The theatrical event won Best Production at the 2012 Irish Times Irish Theatre Awards and received widespread critical acclaim, being hailed by The New York Times as "epic theatre making". DruidMurphy dominated the acting categories with a further six nominations. Marty Rea, Gavin Drea and Eileen Walsh were nominated for Best Actor, Best Supporting Actor and Best Actress respectively for their performances in A Whistle in the Dark. Garrett Lombard, Aaron Monaghan and Marie Mullen received nominations for Best Actor, Best Supporting Actor and Best Supporting Actress respectively.

==DruidShakespeare==

In 2014, to celebrate the 40th anniversary of the Druid Theatre Company’s founding, Garry Hynes announced her intention direct four of William Shakespeare’s history plays, often referred to collectively as The Henriad: Richard II; Henry IV, Part 1; Henry IV, Part 2; and Henry V. To adapt these history plays, Hynes approached the Irish writer Mark O'Rowe whom she had previously worked with when directing the world premiere of his play Crestfall at the Gate Theatre in 2003.

At the March 2015 press launch for DruidShakespeare, Hynes voiced her opinion that "acting is, first and foremost, an act of imagination. That imagination transcends nationality, character, geography, background; and we see no reason why it shouldn’t transcend gender either." With Druid’s decision to utilise gender-blind casting, the roles of King Richard II, King Henry IV and Hal/King Henry V were performed by one male actor and two female actors: Druid Ensemble members Marty Rea, Derbhle Crotty and Aisling O’Sullivan respectively.

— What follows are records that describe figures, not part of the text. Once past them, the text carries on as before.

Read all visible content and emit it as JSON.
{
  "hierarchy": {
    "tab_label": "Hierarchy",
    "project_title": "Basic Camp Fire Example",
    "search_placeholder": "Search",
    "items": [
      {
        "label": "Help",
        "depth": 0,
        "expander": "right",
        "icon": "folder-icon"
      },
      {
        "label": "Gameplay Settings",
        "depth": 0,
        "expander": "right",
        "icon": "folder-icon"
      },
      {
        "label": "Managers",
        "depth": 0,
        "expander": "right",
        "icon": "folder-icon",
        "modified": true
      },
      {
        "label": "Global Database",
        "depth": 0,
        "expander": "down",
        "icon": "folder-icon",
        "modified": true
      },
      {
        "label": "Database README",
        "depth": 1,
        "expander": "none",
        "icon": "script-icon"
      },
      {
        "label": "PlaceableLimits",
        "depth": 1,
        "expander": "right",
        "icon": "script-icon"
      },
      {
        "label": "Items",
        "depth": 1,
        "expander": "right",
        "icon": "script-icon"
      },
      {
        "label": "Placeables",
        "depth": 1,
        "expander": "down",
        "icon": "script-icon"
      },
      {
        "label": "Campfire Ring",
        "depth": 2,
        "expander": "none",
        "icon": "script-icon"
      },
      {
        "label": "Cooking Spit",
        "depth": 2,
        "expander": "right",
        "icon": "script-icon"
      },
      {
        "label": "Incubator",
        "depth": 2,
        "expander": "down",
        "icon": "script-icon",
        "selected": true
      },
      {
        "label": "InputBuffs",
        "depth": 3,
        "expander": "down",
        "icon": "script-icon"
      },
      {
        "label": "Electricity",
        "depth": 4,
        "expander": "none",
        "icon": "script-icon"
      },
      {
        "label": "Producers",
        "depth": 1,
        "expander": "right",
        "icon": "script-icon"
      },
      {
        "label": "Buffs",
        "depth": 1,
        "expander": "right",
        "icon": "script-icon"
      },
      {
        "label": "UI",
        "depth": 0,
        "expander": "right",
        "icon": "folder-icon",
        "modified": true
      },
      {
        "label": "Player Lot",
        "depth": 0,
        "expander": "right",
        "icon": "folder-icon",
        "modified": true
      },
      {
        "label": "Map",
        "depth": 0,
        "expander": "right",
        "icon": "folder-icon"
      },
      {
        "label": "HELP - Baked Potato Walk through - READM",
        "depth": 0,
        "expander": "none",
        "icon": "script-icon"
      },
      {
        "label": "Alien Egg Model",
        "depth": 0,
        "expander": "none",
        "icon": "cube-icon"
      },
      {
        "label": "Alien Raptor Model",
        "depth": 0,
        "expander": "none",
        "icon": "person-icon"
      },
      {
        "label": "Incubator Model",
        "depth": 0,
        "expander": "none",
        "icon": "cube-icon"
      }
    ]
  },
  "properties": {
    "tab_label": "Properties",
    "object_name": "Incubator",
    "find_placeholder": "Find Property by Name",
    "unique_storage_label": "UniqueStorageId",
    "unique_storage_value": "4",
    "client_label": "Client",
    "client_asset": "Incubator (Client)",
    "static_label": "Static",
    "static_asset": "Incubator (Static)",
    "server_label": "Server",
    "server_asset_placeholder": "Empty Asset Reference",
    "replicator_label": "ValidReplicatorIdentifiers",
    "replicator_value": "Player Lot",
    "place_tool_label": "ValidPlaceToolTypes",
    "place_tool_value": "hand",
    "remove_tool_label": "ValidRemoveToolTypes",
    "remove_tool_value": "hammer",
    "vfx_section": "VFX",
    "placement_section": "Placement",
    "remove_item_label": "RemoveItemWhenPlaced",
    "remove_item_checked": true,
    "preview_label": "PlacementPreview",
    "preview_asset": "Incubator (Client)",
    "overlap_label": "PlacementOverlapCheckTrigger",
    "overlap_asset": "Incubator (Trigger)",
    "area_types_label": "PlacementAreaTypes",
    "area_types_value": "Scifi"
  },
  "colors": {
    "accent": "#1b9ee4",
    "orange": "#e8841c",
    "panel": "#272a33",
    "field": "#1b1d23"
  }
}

DruidShakespeare premiered at Druid’s own Mick Lally Theatre, rather than Galway’s Town Hall Theatre—a first for Druid’s major productions. Described as an "enthralling marathon production" by The New York Times, the production ran for over six hours and was viewed as either a day-long presentation or divided into two halves across consecutive evenings, with an ensemble of thirteen actors—consisting of primarily Druid recurring performers—playing more than fifty characters across the four plays. It later toured across Ireland before transferring to the Gerald W. Lynch Theatre in New York City, after which it returned to Ireland where it played as the closing production for the Kilkenny Arts Festival 2015.

The production was critically acclaimed, with Peter Crawley of The Irish Times stating that "[t]here is nothing quite as beautiful, or as torturous, as the crown of England we see in Druid’s remarkable staging". DruidShakespeare dominated The Irish Times Irish Theatre Awards 2015 where it won Best Production, Best Director, Best Actress (Derbhle Crotty), Best Actor (Marty Rea), Best Costume Design while also acquiring nominations for Best Actress (Aisling O’Sullivan), Best Supporting Actor (Rory Nolan), Best Set Design, Best Sound Design, and a Judge’s Special Award nomination for the way in which the company had assembled and enabled a group of actors to work as a true ensemble, "the pinnacle of this rare achievement being DruidShakespeare."

Druid presented DruidShakespeare: Richard III in 2018, a follow-up to their Henriad Cycle which was co-produced with the Abbey Theatre, Dublin. It premiered on 22 September at the Town Hall Theatre, Galway before moving to the Abbey Theatre where it ran from 3–27 October. In January 2019, The Irish Times Irish Theatre Awards shortlist announced that the Druid production of Richard III had been recognised for Best Production, Best Director (Garry Hynes), Best Actor (Aaron Monaghan), Best Set Design, and Best Costume Design. The winners will be announced on 31 March.